Council had several options prepared by staff about how much of the city would qualify for this “incremental infill.”  In the interests of “equity,” they decided the entire city would qualify for this classification.  This includes many controversial areas like the Upper Crest which are not suitable for multiunit development.

Affordable Housing Overlay

At their meeting April 26th, 2022, the Council voted 3-2 to also adopt an “affordable housing overlay.”  This would relax many of our city’s zoning regulations, such as parking requirements, floor area allowances, setback requirements, etc., provided they make certain units “affordable.” Again, we’ve yet to see concrete policies on what is considered affordable, how much of a development would be affordable, or the zoning requirements abandoned to allow this. 

An illustration of “Incremental Infill” without SB9 lot splitting. Affordable Housing Overlay could further tighten setbacks from the property line as well as remove parking requirements.

SB9 Lot Splitting provision – what does it mean?

Sacramento recently passed SB9 which allows cities to split all single family lots into two, and allow a duplex to be built on each of the two lots.  This already bypasses the city’s plan and would allow up to four units on  a lot.  The issue is how that mixes with Council’s current incremental infill proposal.  At their April 25th meeting, Council debated what this would mean – would they allow a fourplex on each of the two lots, allowing up to eight units?  In the end, they decided not to clarify on the policy.  Nor did they answer our requests for clarification on this issue.  Councilman Daniel Lee did claim the possibility for up to eight units on a lot, in a previous meeting.

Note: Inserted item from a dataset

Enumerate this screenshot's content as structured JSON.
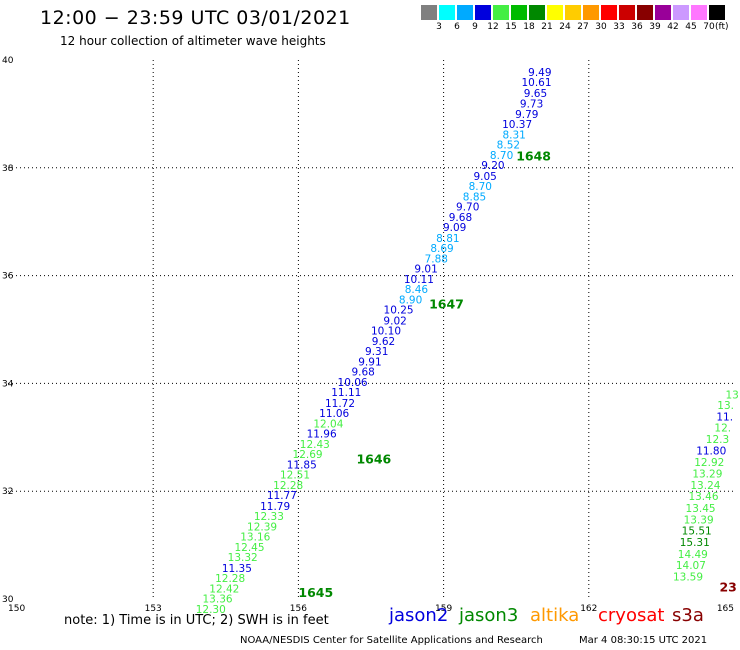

SB10 – up to ten units in “job/transit rich” neighborhoods

Sacramento also passed SB10 last year, which would allow up to TEN units to be built on a single family lot in neighborhoods the state deems job or transit rich.  You may guess about 90% of Culver City falls under this classification, given our central city location.  Council has not yet deliberated on this law and how they would adopt it.  But Culver City for More Homes, an activist group with ties to three of the Councilmembers, has written a law to the state HCD rep requesting to have Culver City abide by this law.

Who’s for this?  Who’s against it?

Council has consistently voted 3-2 for Incremental Infill, the Affordable Housing Overlay, and all the other subsequent issues regarding upzoning Culver City.  The three councilmembers voting for it are Alex Fisch, Daniel Lee, and Yasmine Imani-McMorrin.  The two councilmembers consistently voting against this are Goran Eriksson and Albert Vera. 

This has been the source of bitter division in the Council chambers.  Eriksson and Vera have both written letters to the state claiming a lack of any engagement with residents about these upzoning plans – a clear requirement of the Housing Element process.  Our PAC has also consistently pointed out the lack of resident engagement in this process – even a denial by Councilmembers of their upzoning intention.  You may have seen our door hangers and signs around the city as well.

Two of the Councilmembers – Alex Fisch and Daniel Lee – are seeing their terms end in November.  So far, neither has stated their intentions to run for re-election.  Daniel Lee is currently running for Congress, an indication he’s not looking for another term on the Council.

Residents who are opposed to these upzoning plans have already rallied behind two potential candidates – Dan O’Brien and Denice Renteria.  They both come with the support of Councilmembers Vera and Eriksson.  Many of Fisch and Lee’s original supporters in 2018 have abandoned them because of their stance on upzoning and are now supporting O’Brien and Renteria for Council instead.

Our position at Protect Culver City has always been that the residents need to be engaged in this process, and that Council’s decisions need to reflect the will of the residents.  We’ve written the state ourselves, asking to delay certification of our Housing Element until a new Council is elected in November.  A Housing Element reflecting the new Council would have a much stronger mandate than this one.